Help Needed in understanding time complexity of DSU

I have seen lot of DSU solutions for a problem that implements DSU as shown below.

class Dsu {
    private int parent[];

    public Dsu(int N) {
        parent = new int[N];
        for (int i = 0; i < N; i++) {
            parent[i] = i;
        }
    }

    int find(int u) {
        if (parent[u] != u) return parent[u] = find(parent[u]);
        return parent[u];
    }

    int union(int u, int v) {
        return parent[find(u)] = find(v);
    }
}

I am not able to understand how the time complexity of find() and union() operation is O(1).
Kindly provide explanation with proof that time complexity would be constant, some learning resources on this would be very useful.

The union operation (the way you’ve done it) doesn’t use union by rank or size. You can improve the union by checking for size or rank of u and v before deciding to point the leader of u to leader of v.

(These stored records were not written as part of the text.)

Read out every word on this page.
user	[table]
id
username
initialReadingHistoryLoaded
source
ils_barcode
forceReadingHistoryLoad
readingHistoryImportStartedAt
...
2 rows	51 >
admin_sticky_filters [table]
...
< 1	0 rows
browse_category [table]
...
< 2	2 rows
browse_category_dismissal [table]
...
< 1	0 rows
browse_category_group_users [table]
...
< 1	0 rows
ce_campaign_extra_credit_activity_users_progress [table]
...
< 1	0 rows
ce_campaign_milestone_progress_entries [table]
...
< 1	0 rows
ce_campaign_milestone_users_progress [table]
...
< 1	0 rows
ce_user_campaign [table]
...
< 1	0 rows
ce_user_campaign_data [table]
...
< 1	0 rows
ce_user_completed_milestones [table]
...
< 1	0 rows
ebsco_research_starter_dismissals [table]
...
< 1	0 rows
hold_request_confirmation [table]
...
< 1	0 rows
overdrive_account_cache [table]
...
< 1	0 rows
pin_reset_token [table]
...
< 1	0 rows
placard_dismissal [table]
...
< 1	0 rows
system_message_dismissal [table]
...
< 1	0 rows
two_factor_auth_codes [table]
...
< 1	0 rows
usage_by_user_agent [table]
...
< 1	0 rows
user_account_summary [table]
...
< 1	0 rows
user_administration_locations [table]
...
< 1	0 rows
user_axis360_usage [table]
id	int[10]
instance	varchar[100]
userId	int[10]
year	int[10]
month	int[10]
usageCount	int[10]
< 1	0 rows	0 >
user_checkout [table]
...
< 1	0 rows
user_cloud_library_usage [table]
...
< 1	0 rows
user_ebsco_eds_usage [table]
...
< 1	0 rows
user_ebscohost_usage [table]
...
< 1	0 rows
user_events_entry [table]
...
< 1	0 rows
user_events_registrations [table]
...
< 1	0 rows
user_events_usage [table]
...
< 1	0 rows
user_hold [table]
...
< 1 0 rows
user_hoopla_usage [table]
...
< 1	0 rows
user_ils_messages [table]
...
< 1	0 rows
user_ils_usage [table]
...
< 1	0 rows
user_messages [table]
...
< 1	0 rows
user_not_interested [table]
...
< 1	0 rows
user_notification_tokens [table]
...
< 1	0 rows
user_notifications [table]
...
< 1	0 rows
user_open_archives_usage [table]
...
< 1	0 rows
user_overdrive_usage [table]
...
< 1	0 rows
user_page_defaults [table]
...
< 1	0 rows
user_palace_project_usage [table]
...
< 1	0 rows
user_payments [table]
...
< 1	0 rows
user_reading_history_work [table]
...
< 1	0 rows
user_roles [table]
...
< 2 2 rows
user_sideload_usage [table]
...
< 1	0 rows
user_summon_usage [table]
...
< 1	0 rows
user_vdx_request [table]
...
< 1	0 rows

If you do it by union by rank/size and path compression, the amortized time complexity does reduce to O(alpha(n)) where alpha(n) is the Inverse Ackermann function.

You can learn about it by watching the Advanced Union-Find videos by Prof. Tim Roughgarden here => Algorithms - Tim Roughgarden | Stanford Lagunita - YouTube

He also talks about the Ackermann function.

Proof–>

Have you heard of rank by Union and path compression. You can call them optimization over standard technique.